The report also noted an increasing focus on distribution, with 74% of transactions involving players focused on that space, up from 61% over the previous five years. Industry commentators have said that distribution is where insurance disruption will first occur.
The data for the report was compiled by CB Insights.
Another recent report from KMPG said that VC-specific insurtech investment would rebound after a slow first quarter. ”This lull is not expected to last, particularly as insurance companies around the world seem to have begun to feel the pressure to embrace insurtech innovation,” the latest Pulse of Fintech report concluded.
“Over the remainder of 2017, insurtech investment should continue to grow across the insurance value chain,” it said, referencing investments in ’enabler technologies’ like artificial intelligence and the Internet of Things.
The report emphasized that insurtech remained an immature market compared to broader fintech, which created investment opportunities.
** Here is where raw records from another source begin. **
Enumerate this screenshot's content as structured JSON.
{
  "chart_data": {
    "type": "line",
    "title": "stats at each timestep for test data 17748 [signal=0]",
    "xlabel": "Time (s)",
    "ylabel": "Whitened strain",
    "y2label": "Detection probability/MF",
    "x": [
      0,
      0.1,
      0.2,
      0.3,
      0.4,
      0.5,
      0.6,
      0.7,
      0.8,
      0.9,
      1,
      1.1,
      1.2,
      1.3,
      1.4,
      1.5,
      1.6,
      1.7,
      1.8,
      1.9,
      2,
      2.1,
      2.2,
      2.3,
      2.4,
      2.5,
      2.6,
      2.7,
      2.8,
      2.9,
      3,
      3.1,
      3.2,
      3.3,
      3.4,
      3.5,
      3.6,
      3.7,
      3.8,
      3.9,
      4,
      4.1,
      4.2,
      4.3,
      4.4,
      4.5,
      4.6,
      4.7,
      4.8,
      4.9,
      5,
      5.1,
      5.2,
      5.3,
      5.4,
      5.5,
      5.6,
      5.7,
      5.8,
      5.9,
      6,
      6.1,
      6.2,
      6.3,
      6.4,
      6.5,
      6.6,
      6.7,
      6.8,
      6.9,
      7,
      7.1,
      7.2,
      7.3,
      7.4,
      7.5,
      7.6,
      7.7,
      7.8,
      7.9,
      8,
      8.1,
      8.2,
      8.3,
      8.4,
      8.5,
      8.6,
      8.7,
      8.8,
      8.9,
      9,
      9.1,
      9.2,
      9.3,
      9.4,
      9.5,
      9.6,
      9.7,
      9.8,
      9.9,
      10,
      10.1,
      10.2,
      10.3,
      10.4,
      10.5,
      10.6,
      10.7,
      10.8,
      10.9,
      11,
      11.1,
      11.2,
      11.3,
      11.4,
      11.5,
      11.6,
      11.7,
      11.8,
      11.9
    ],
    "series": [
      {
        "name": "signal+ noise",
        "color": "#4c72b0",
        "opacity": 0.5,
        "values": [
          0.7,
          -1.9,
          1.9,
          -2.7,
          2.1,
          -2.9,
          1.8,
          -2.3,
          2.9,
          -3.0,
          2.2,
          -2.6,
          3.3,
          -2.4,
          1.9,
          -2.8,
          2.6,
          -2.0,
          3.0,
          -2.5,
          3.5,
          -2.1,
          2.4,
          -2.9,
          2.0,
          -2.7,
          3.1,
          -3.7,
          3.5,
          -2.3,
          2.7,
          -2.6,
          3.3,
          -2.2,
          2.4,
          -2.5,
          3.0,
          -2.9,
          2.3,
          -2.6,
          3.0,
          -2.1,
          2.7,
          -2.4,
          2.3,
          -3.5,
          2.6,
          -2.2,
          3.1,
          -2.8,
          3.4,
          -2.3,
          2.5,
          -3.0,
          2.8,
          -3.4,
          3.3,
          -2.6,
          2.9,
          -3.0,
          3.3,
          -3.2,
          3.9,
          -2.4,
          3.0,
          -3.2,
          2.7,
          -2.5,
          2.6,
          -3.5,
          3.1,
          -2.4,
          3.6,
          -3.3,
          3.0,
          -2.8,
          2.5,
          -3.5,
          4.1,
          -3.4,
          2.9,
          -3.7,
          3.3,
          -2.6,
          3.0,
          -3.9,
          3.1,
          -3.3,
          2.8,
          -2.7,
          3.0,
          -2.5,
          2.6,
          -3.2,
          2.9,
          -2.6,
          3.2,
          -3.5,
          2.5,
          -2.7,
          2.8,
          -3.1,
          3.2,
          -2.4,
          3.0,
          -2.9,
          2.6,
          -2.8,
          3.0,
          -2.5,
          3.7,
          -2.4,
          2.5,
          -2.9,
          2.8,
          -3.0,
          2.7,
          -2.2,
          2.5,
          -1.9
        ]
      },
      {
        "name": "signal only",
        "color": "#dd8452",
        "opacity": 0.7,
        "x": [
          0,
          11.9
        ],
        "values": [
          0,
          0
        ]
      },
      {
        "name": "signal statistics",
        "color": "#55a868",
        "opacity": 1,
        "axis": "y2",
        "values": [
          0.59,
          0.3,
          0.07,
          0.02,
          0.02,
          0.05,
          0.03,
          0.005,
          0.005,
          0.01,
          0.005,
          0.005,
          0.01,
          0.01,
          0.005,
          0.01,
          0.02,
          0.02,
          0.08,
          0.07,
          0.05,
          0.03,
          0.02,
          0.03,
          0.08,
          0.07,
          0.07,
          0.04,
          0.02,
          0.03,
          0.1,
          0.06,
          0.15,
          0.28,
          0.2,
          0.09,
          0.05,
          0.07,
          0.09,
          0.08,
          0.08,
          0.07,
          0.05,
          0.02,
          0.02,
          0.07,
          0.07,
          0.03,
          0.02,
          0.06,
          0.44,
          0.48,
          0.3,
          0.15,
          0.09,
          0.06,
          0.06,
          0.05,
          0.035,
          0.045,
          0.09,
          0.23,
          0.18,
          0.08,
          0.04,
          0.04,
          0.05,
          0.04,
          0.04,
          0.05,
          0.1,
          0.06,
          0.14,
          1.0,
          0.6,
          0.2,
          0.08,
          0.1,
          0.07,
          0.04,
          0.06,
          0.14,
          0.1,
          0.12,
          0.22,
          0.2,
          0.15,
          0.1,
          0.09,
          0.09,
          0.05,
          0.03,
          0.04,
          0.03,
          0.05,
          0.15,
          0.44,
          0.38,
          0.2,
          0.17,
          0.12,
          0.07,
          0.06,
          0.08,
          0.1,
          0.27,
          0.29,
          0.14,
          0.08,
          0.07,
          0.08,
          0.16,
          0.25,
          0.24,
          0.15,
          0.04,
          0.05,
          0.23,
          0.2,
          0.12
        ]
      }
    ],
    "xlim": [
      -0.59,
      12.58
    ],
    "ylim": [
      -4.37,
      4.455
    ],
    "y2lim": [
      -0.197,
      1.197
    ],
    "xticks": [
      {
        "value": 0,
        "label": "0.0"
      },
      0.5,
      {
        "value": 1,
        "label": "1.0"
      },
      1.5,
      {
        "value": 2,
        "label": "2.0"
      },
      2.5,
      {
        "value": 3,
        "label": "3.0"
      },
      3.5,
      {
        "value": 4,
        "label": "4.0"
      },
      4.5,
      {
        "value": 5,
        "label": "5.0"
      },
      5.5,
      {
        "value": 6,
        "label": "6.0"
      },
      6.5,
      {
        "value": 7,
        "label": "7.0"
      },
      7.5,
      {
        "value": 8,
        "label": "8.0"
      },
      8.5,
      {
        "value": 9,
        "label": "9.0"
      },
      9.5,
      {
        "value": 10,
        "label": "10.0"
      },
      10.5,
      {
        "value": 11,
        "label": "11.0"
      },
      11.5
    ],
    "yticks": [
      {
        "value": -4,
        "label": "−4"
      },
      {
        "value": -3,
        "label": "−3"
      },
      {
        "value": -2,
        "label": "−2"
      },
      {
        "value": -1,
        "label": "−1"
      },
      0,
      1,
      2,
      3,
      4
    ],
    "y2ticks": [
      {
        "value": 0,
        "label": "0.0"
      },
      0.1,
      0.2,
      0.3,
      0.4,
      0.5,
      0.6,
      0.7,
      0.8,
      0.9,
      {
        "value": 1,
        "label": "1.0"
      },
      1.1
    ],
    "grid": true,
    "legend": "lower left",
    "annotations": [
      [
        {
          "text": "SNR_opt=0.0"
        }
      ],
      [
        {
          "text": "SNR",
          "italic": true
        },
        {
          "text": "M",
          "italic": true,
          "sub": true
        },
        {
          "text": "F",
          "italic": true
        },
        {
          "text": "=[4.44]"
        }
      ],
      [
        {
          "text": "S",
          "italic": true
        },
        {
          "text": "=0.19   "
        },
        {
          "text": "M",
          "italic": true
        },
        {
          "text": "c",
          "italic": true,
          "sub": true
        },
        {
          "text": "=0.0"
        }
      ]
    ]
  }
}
“The definition of insurtech appears to have broadened rather than deepened in Q1’17. This suggests more startups are getting involved in the insurtech ecosystem because of the opportunities inherent in the sector,” added Murray Raisbeck, insurance partner for KPMG UK. The report concluded insurtech would experience strong global growth during the remainder of the year.
Over the first three months of 2017, European fintech startups secured $667M in funding from VCs – 60% of the total sum raised in 2016. CB Insights forecasts that funding this year will exceed 2016 by 57%.
The UK remains a strong capital magnet for startups across all sectors, with the country pulling in a record number of deals in Q1 this year. Total funding is over $15bn in the past year.